I make the best decisions when the right two choices are juxtaposed against each other. Here's an example: should I buy this game on Steam called Prison Architect? It looks fun. At $29.99 I can definitely afford it. Without a long-term financial goal (or a budget), I'd frame the choice as: do I buy this computer game, or do I not buy it?
Now imagine I have an investing goal. I want to have a combined portfolio of $100k+ as soon as possible. Then my decision gets framed as: do I buy this computer game, or do I want to be $30 closer to my goal? It's not that buying things is bad or the wrong decision. It's that you need to know your priorities before you can make a good decision.
I've wanted a new financial goal for a while. I shied away from a specific number at first because anything less than enough money to be financially independent is going to be arbitrary. But now, months after I paid off my student loans, arbitrariness seems a small price to pay for a specific financial goal. I've read that the first $100,000 is hardest, and that seems to ring true, so that will be my goal. Also I got a little envious of Dividend Mantra when he crossed the $100k mark in March.
I haven't decided on a timeline yet, and I haven't nailed down the details (actually that's what this blog post is for). Let's lay it out.
Goal: To have $100,000 or more in income-producing assets
"Income-producing assets" means my car and my house don't count. I'm not going to count money in savings or checking accounts either, nor cash in my brokerage account, nor my HSA. I am going to count my I-bonds, my taxable brokerage account, my 401k, and Lending Club.
Here are the totals so far:
- 401k - $22,760.80
- Lending Club - $1,564.30
- Schwab - $1,492.01
- I-bonds - $400.00
- Total - $26,217.11
Not too bad. Most of my stash is my 401k, built with three years of the minimum contributions I needed to get the full employer match.
Of note, I turned off my automatic $500/mo contribution to Lending Club. I'm going to be transferring money manually from now on. The cash takes almost a week to transfer, and I felt uneasy about having so much money automatically go into limbo each month. I still have $200/mo automatically buying I-bonds; the bonds show up in my account the same day that the ACH transfer happens, so that's pretty cool.

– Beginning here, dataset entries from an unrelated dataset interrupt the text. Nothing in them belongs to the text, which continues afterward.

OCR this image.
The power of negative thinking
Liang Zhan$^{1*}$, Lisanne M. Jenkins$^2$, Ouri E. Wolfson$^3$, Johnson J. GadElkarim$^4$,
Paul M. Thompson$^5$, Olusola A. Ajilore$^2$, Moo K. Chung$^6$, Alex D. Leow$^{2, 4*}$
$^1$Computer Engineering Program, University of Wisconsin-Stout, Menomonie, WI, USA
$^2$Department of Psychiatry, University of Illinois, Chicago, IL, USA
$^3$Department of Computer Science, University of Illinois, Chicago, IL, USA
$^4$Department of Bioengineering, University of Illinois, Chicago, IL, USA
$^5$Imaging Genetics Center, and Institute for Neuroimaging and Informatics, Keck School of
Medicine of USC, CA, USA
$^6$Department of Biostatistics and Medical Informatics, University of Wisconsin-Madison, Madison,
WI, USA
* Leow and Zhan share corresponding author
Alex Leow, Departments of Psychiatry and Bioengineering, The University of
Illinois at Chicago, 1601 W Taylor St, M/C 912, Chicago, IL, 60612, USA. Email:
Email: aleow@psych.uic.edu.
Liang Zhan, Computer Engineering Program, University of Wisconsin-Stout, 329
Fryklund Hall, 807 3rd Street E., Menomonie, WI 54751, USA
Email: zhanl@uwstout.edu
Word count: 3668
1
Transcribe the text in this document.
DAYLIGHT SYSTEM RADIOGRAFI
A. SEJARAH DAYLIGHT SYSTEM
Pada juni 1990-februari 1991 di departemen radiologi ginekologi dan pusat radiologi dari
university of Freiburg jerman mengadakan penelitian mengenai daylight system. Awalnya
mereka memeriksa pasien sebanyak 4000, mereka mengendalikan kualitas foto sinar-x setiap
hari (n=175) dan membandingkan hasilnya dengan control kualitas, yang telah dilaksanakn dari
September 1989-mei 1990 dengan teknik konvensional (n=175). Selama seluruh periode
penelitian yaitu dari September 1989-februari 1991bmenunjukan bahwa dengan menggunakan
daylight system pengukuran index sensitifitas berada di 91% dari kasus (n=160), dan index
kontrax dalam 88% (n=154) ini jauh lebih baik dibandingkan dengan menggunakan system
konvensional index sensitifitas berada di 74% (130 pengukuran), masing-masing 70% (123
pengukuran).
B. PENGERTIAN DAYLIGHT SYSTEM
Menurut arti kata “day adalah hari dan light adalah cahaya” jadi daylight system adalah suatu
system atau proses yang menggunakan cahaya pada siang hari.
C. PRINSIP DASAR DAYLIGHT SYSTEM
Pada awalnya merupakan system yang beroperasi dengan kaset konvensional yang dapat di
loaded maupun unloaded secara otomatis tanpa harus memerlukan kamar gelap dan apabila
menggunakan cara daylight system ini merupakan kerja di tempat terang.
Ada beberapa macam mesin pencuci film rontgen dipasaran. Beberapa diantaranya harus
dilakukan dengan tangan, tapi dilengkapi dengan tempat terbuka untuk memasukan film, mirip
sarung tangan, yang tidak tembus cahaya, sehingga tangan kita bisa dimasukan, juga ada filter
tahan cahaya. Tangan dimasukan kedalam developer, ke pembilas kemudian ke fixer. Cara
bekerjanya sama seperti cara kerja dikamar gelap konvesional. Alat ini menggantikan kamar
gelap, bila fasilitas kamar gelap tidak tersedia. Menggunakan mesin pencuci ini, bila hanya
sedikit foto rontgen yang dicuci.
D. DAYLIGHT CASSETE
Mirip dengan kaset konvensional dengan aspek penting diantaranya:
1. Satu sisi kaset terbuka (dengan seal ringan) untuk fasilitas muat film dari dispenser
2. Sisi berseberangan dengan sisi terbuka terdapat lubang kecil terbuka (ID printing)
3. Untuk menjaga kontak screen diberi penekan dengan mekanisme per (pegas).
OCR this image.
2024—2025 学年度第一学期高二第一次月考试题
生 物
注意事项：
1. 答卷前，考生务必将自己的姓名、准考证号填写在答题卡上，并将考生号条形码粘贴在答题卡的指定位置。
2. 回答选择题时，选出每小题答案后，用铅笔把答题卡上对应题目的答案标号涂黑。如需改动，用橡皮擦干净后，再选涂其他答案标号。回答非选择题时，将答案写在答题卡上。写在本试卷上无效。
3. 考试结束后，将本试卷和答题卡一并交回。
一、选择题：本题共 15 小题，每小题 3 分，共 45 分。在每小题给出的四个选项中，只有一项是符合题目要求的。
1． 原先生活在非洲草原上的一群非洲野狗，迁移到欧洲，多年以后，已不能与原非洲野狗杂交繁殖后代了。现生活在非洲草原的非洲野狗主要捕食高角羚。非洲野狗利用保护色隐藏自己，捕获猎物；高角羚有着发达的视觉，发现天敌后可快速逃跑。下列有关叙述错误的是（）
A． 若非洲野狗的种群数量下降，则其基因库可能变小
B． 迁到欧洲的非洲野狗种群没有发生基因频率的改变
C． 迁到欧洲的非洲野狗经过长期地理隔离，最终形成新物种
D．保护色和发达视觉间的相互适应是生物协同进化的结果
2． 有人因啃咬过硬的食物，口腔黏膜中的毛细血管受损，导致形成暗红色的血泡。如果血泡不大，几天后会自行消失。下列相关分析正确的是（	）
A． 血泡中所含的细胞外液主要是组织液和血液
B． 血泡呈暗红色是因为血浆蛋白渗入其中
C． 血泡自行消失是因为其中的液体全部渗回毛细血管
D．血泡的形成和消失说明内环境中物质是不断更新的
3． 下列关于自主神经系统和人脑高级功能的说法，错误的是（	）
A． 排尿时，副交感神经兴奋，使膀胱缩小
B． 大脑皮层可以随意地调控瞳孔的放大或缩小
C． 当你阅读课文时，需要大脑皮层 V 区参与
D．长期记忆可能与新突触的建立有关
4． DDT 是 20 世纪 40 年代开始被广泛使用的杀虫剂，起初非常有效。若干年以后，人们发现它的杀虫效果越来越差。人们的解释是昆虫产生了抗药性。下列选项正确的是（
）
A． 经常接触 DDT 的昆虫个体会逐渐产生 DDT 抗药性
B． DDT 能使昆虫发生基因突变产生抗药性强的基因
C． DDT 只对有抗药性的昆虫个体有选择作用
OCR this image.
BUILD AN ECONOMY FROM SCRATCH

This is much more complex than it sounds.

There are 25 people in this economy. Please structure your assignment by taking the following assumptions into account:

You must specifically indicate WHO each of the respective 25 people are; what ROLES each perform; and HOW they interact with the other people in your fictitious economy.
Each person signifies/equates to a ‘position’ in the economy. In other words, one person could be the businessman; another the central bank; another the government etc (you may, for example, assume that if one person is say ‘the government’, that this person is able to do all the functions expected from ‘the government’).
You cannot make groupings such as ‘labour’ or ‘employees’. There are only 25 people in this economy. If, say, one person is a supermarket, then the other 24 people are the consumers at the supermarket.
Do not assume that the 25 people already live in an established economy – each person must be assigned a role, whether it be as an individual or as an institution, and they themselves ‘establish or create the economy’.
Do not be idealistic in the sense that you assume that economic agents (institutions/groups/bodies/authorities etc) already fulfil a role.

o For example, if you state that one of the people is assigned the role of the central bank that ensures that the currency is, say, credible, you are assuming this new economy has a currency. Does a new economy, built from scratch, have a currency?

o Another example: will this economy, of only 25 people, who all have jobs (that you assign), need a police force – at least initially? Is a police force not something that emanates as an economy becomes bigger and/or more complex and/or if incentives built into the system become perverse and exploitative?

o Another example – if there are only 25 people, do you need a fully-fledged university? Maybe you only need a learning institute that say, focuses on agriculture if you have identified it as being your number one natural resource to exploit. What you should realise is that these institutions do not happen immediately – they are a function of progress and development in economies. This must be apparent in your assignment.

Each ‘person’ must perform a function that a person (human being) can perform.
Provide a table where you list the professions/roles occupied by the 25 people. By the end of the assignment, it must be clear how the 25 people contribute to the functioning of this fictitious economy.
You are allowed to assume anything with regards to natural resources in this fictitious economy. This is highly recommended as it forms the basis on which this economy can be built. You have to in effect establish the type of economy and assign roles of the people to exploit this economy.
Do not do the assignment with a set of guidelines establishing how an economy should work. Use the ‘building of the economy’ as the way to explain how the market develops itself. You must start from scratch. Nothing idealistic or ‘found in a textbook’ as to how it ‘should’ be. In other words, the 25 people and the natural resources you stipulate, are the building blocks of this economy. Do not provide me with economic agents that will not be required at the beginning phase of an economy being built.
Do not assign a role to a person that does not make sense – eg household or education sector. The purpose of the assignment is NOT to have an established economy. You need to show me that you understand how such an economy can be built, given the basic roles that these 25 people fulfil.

I'm kind of low on cash. Last month I lent $5000 to a family member who was having an issue with cash flow. She just got her commission check, so I'll probably have my money back by next weekend. When that comes in I'm going to spend most of it paying down my 0% credit cards. I want to buff up my credit score one last time, so we can get a Home Equity Line of Credit (HELOC) as a joint emergency fund / means of financing large home improvement purchases. Beyond that, I can't wait to buy some more notes on Lending Club.